| Komisyon Adı | : | PLAN VE BÜTÇE KOMİSYONU |
| Konu | : | Devlet Memurları Kanunu İle Bazı Kanunlarda ve 375 Sayılı Kanun Hükmünde Kararnamede Değişiklik Yapılmasına Dair Kanun Teklifi (2/4527) |
| Dönemi | : | 27 |
| Yasama Yılı | : | 5 |
| Tarih | : | 29 .06.2022 |
NECDET İPEKYÜZ (Batman) - Sayın Başkan, teşekkürler.
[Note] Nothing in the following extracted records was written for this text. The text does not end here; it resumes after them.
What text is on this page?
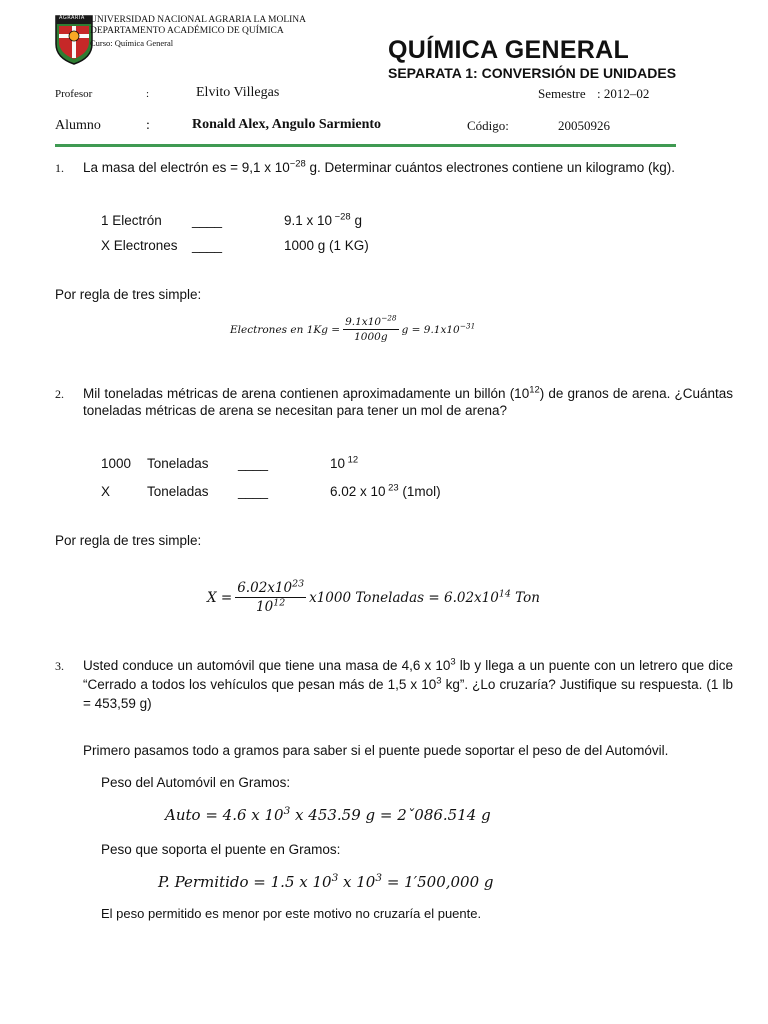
AGRARIA UNIVERSIDAD NACIONAL AGRARIA LA MOLINA
DEPARTAMENTO ACADÉMICO DE QUÍMICA
Curso: Química General	QUÍMICA GENERAL
SEPARATA 1: CONVERSIÓN DE UNIDADES
Profesor	:	Elvito Villegas	Semestre : 2012–02
Alumno	:	Ronald Alex, Angulo Sarmiento	Código:	20050926
1. La masa del electrón es = 9,1 x $10^{-28}$ g. Determinar cuántos electrones contiene un kilogramo (kg).
1 Electrón ____	9.1 x 10 $^{-28}$ g
X Electrones ____	1000 g (1 KG)
Por regla de tres simple:
Electrones en $1Kg = \frac{9.1x10^{-28}}{1000g}$ $g = 9.1x10^{-31}$
2. Mil toneladas métricas de arena contienen aproximadamente un billón $(10^{12})$ de granos de arena. ¿Cuántas toneladas métricas de arena se necesitan para tener un mol de arena?
1000 Toneladas ____	10 $^{12}$
X	Toneladas ____	6.02 x 10 $^{23}$ (1mol)
Por regla de tres simple:
$X = \frac{6.02x10^{23}}{10^{12}} x1000$ Toneladas = $6.02x10^{14}$ Ton
3. Usted conduce un automóvil que tiene una masa de 4,6 x $10^3$ lb y llega a un puente con un letrero que dice “Cerrado a todos los vehículos que pesan más de 1,5 x $10^3$ kg”. ¿Lo cruzaría? Justifique su respuesta. (1 lb = 453,59 g)
Primero pasamos todo a gramos para saber si el puente puede soportar el peso de del Automóvil.
Peso del Automóvil en Gramos:
Auto = 4.6 x $10^3$ x 453.59 g = 2ˇ086.514 g
Peso que soporta el puente en Gramos:
P. Permitido = 1.5 x $10^3$ x $10^3 = 1'500,000$ g
El peso permitido es menor por este motivo no cruzaría el puente.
Arkadaşlarımızın çoğu gündeme getirdi, dönem dönem çok hızlı şekilde çalışmalar yürütülüyor, hazırlıklar yapılıyor, her seferinde bizim dile getirdiğimiz bir konu var: Bu torba yasalarla çalışma tarzımızı Meclisin saygınlığı açısından ve aynı zamanda yasamanın verimliliği açısından sıkıntılı. Şunu söyleyeyim: Uzun bir süredir getirilen torba yasayla ilgili çalışma gerek basında gerek burada konuşuluyordu. Hatta geçen hafta konuştuğumuzda siz dediniz ki: "Bir kısım düzenlemeler tekrar gelebilecek." Şimdi -Orhan Bey dışarı çıktı, Abdullah Bey burada- 54 arkadaşımız imzalamış; biz buradayız hep, keşke bir kısım çalışmaları bizimle paylaşsalardı. Plan ve Bütçede, buradayız, şu düzenlemeyi getiriyoruz, düşünceniz nedir, ne yapabiliriz? Hep beraberiz -ve en sık çalışan- ve her seferinde kendimize, bu Komisyonun disiplinli çalıştığına, kendine ait bir teknik düzeyinin olduğuna atıfta bulunuyoruz. Abdullah Bey de dönem dönem katılıyor. Mesela, niçin dün gece elimize geldi? Daha geçen hafta Erol hoca ile Orhan hoca arasında burada konuştuk, paylaştık, sabah konuştuk. Biz birbirimize güvenmiyor muyuz, kaçırıyor muyuz? Eğer biz bir yasa hazırlayacaksak bu teklifin tüm herkese hitap etmesini istiyorsak niçin konuşmuyoruz? Eğer gerçekten bu teklifin üstünde uzun bir süre çalışılacaksa, bu vekil arkadaşlarımız hazırlıyorlarsa ve Plan ve Bütçe Komisyonundaki arkadaşlar da bunu imzalıyorlarsa niçin paylaşmıyorlar bizimle? Şunu insana düşündürüyor: Başka yerde hazırlanıyor, arkadaşlarımız bunun üzerinde çalışıp buraya gelip sunum yapacaklar. Aksine, kendileri hazırlıyorlarsa, her birimizin, burada çalışan arkadaşlarımızın belli konumlarda yeri var, ya, bu konuda düşünceniz ne olur... Çünkü amacımız daha az muhalefet edip yasayı toplum yararına çıkarmak ama belli ki bu, başka yerde hazırlanıyor ve hızlıca getiriliyor. Dün gece on ikide getirilmiş ve defalarca basında paylaşılmış, "Müjde." diye duyurulacak haberler gelmiş; burada, bizden yorum bekleniyor.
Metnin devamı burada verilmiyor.